Grace shook her head. More of the fish cave fol k cl imbed onto the hood and pressed against the glass, thick as a grape cluster. All of us were out of our seats now.

Cory said, “Maybe they just want to talk?”

“They don’t look as friendly as before,” Steve said.

“They’ve had time to think about us,” Cory said. “Probably been comparing long pig recipes.”

“Ain’t no different than the rest of us,” James said. “I’ve eaten dead bodies. I’ve cannibalized.”

“Yes,” Reba said, “but those bodies were dead. We aren’t.”

“Yet,” Homer said.

“Is the door locked?” I said in a soft manner.

“Yeah,” Steve said. “It is.”

We watched them for awhile, then sat in our seats and watched them watch us, their faces and hands pressed against the window glass.

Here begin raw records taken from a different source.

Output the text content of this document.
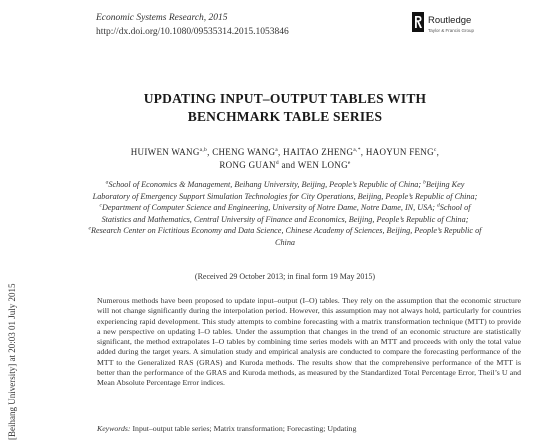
Economic Systems Research, 2015
http://dx.doi.org/10.1080/09535314.2015.1053846
Routledge
Taylor & Francis Group
UPDATING INPUT–OUTPUT TABLES WITH
BENCHMARK TABLE SERIES
HUIWEN WANG$^{a,b}$, CHENG WANG$^a$, HAITAO $ZHENG^{a,*}$, HAOYUN FENG$^c$,
RONG GUAN$^d$ and WEN LONG$^e$
$^a$School of Economics & Management, Beihang University, Beijing, People’s Republic of China; $^b$Beijing Key Laboratory of Emergency Support Simulation Technologies for City Operations, Beijing, People’s Republic of China; $^c$Department of Computer Science and Engineering, University of Notre Dame, Notre Dame, IN, USA; $^d$School of Statistics and Mathematics, Central University of Finance and Economics, Beijing, People’s Republic of China; $^e$Research Center on Fictitious Economy and Data Science, Chinese Academy of Sciences, Beijing, People’s Republic of China
(Received 29 October 2013; in final form 19 May 2015)
Numerous methods have been proposed to update input–output (I–O) tables. They rely on the assumption that the economic structure will not change significantly during the interpolation period. However, this assumption may not always hold, particularly for countries experiencing rapid development. This study attempts to combine forecasting with a matrix transformation technique (MTT) to provide a new perspective on updating I–O tables. Under the assumption that changes in the trend of an economic structure are statistically significant, the method extrapolates I–O tables by combining time series models with an MTT and proceeds with only the total value added during the target years. A simulation study and empirical analysis are conducted to compare the forecasting performance of the MTT to the Generalized RAS (GRAS) and Kuroda methods. The results show that the comprehensive performance of the MTT is better than the performance of the GRAS and Kuroda methods, as measured by the Standardized Total Percentage Error, Theil’s U and Mean Absolute Percentage Error indices.
Keywords: Input–output table series; Matrix transformation; Forecasting; Updating
[Beihang University] at 20:03 01 July 2015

“I feel like one of those lobsters in a tank,” Steve said, “you know, the ones where you pick your own.”

“And I’m the prime lobster,” Grace said, without one hint of modesty.

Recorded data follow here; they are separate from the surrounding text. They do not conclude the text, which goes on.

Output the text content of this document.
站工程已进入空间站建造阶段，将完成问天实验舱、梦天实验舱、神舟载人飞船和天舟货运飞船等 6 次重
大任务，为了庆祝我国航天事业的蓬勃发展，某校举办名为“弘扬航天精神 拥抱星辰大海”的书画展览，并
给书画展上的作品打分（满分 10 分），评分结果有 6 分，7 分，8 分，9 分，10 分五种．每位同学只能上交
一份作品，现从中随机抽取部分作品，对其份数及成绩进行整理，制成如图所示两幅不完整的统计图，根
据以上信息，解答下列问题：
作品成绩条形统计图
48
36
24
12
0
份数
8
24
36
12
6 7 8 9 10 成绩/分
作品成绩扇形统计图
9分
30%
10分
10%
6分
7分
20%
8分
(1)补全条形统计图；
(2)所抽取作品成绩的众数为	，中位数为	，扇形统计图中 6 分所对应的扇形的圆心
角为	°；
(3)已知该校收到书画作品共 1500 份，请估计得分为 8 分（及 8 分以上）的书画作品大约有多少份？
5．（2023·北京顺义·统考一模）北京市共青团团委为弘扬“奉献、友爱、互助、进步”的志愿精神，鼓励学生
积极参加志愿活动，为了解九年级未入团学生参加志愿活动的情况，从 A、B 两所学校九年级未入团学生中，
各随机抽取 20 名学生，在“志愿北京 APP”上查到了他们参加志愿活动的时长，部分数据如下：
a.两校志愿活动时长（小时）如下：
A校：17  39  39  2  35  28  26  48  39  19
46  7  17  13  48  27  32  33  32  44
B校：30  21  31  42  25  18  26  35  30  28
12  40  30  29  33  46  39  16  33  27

“I think we’re going to need to start the bus up,” I said, “drive deeper into the darkness. This bit of shadow doesn’t worry them like I hoped it would.”

“I believe you are right, Brother Jack,” Steve said.

“I say we wait,” Cory said. “They’re just weird. We’re weird. They haven’t done anything else.”

“One of them has a large bone,” Reba said, “and he’s trying to work at the edges of my window.”

We looked on her side, and sure enough, one of the guys had a big old bone, sharp on one end from having been broken, and he was sticking it in the edge of the window, trying to work the glass loose. He wasn’t looking at what he was doing. He grinned at us. He had very yellow teeth.

They began to beat on the windows, all around, with their fists.

“Yep,” I said, “No question in my mind. They want to eat us.”

“Well, fuck them,” Grace said, turned her ass toward the front glass, and pulled down her little fur shorties and gave them a moonshot.

They beat on the glass harder.

“I think you’re just encouraging them,” I said.

Steve climbed into the driver’s seat, hit the key. The engine sprang to life. Steve jerked it in gear and punched it. The bus seemed to leap. The folk on the hood went flying backward, and there was a sound like someone stepping on crackers in cellophane. The bus bumped twice.

I looked out the back window. A couple of the fish cave folk lay in a bloody wad on the grating, and Bjoe was up and limping after us, shaking his fists. The others were coming at a run, passing him.

We were going pretty goddamn fast for a large bus in a small space with a short length to run. Also there was another problem. A large pile of cars in front of us, and no time to stop, and really, no purpose in stopping.

And there was the little problem of the Scuts, whatever they were, waiting in the dark.

The bus slammed into the pile of automobiles and the darkness that surrounded them.